What? You've got to be kidding. Sure, yes, absolutely. Kidding is fun. Okay, let's look at the Senior Scooter and Toilet practically. Mobility can be a challenge for the elderly. And then there's incontinence. Okay, TMI. Just points out the usefulness of the Senior Scooter Toilet.
Well, a picture's worth a thousand words
"The Senior Scooter"
Do you Need a Senior Scooter?
Okay, be honest with yourself. Think of the practical applications! Be the first one on your block to start the latest trend. Raise the bar and boldly zoom through your neighborhood on your own customized senior scooter!
Two Elderly Nuns on a Motorcycle
A police officer is sitting behind the billboard, enjoying the light summer breeze, listening to classic Tommy Dorsey on the radio, and watching for speeders who may be passing his position.
Rather than seeing a speeder, the next vehicle passing his position is a vintage 1976 Triumph Tiger 750. And it's going rather slow, slow enough to obstruct traffic.
He pulls out to follow the motorcycle rider, and to his surprise, sees there are two elderly nuns on the bike. He turns on his police cruiser lights and taps the siren briefly. The nun on the front signals a turn, pulls over to the side of the road, and turns off the motorcycle engine.
The police officer approaches the nuns:
"Are you alright?" "You're driving exceptionally slow ma'am."
The nun replies:
"I'm sorry officer. My colleague, Sister Mary Marie and I are on our way to the village fete in Winchester, Hampshire. We've been looking forward to it all week." "I was unfamiliar with this road, but saw a road sign with the number A31." "So I naturally assumed the speed limit was 31 kilometers per hour."
"No mum", the officer explained. "The speed limit is 100 kilometers per hour." "The A31 is the Highway Number."
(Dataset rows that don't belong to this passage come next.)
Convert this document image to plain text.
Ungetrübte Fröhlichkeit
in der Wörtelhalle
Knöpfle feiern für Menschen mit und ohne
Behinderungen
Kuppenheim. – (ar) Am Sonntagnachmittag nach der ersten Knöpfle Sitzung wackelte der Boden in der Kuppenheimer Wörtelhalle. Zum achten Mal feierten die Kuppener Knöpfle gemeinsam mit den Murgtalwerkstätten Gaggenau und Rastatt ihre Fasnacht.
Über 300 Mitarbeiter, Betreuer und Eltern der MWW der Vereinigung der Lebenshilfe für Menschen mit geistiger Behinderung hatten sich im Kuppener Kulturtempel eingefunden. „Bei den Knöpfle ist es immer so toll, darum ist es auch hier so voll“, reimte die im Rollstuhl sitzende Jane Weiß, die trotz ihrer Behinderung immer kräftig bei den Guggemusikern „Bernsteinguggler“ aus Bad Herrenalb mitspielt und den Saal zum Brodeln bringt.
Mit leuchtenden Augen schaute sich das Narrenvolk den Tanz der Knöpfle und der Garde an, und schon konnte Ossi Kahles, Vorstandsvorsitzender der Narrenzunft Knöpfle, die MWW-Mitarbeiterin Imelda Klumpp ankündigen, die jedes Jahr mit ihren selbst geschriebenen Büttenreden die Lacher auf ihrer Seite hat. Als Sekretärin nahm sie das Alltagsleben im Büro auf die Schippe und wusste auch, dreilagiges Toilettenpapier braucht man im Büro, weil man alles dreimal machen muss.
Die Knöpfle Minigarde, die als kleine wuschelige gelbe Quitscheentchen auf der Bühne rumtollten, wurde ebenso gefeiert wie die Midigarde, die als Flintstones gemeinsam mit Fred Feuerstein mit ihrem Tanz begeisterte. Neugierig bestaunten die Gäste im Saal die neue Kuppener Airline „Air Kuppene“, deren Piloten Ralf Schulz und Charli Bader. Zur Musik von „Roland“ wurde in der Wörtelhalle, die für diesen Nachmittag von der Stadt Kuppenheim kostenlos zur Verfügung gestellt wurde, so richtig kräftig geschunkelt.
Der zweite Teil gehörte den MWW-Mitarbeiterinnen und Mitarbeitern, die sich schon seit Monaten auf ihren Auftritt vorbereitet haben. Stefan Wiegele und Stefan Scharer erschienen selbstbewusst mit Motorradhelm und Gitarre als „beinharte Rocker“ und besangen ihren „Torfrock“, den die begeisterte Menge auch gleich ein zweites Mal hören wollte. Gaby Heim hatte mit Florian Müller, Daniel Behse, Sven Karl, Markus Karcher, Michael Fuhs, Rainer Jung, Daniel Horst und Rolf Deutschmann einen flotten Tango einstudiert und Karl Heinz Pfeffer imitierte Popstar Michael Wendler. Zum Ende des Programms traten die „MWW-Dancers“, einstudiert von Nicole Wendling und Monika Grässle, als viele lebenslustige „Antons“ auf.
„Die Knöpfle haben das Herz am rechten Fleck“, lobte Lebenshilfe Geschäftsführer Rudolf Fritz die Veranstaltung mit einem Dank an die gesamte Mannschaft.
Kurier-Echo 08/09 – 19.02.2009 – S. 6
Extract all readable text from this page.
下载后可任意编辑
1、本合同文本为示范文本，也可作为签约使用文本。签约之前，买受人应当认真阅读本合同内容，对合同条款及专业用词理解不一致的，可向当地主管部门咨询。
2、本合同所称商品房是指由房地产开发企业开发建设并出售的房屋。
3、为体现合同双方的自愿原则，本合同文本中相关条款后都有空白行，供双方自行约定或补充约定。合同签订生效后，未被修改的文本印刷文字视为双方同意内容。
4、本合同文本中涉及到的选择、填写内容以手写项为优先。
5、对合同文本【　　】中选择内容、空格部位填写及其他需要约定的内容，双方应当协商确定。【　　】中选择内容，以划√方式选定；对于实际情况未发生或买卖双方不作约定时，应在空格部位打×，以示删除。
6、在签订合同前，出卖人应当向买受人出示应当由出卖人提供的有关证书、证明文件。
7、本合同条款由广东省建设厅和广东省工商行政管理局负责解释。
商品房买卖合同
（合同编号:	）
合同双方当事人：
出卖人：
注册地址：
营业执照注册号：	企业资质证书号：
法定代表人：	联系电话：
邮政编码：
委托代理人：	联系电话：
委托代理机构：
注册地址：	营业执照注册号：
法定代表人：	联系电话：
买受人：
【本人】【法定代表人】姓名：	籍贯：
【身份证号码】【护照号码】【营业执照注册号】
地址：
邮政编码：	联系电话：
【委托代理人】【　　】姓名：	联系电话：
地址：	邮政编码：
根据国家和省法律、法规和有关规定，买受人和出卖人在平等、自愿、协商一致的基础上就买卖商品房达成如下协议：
That's when the policeman noticed the other nun, Sister Mary Marie, the passenger. She was shaking like a leaf, tears in her eyes, and could only mumble, unable to gain her composure.
"Excuse me Sister, what's wrong with your passenger?"
"Oh, that may be because we were riding on Highway A272 before we turned on to this road."
Young Man's Beemer and Old Man's Moped
A successful, single, young businessman, a rising star in his company, wants to impress people. His friends, his colleagues, and of course, the ladies. He does his research, lays out his finances, and buys a BMW Z24 Roadster.
He is so proud of his new car. He eases it out of the drive, takes it for a spin through the countryside, and enters a small town. As he approaches and stops for the traffic light, an old man who must have been 90 years old or more, pulls along beside him on a Honda Hobbit PA-50 Moped.
The old man looks over at him and says, "What kind of car you got there sonny?"
The young man is pleased, "This is a BMW Z24 Roadster." "It costs $46,000 ."
"Wow". "Why would you spend that much on a car, what does it do?"
"Well Pops, it can cruise at 200 miles per hour for starters." Said the young man.
The old man replied: "Can I take a look inside?"
The old man leans over on his Moped, looks at the interior through the open car window and says: "Well young man, it sure looks pretty. Yep, sure does."
About that time, the traffic light changes from red to green. The young man, again eager to impress, steps on the accelerator hard. He wants to show this old man what his new car can do. Zero to 60 mph, to 90 mph, to 120 and 150 mph.
That's when he notices a really small dot in his rear-view mirror. And the dot is getting closer. He slows down quickly in case it's a police officer. Suddenly the dot is upon him, and actually goes right past him. He can't believe his eyes. It looks just like the old man on the Moped.
How could the PA-50 Moped possibly keep up with his BMW Z24, and in fact, go past him? And then it goes past him backwards, and is once again behind his car. That's when it springs forward and hits the car.
He stops, jumps out, and runs to the back of the car. He can't believe it. The rear of his brand new Beemer is scraped, dented, and caved-in. It's the old man on the Moped.
He immediately reaches to help the old man who may be near dying.
"Man you look bad, where does it hurt?" "How can I help you mister?"
The old man groans in pain:
"You can start by unhooking my suspenders from your side-view mirror!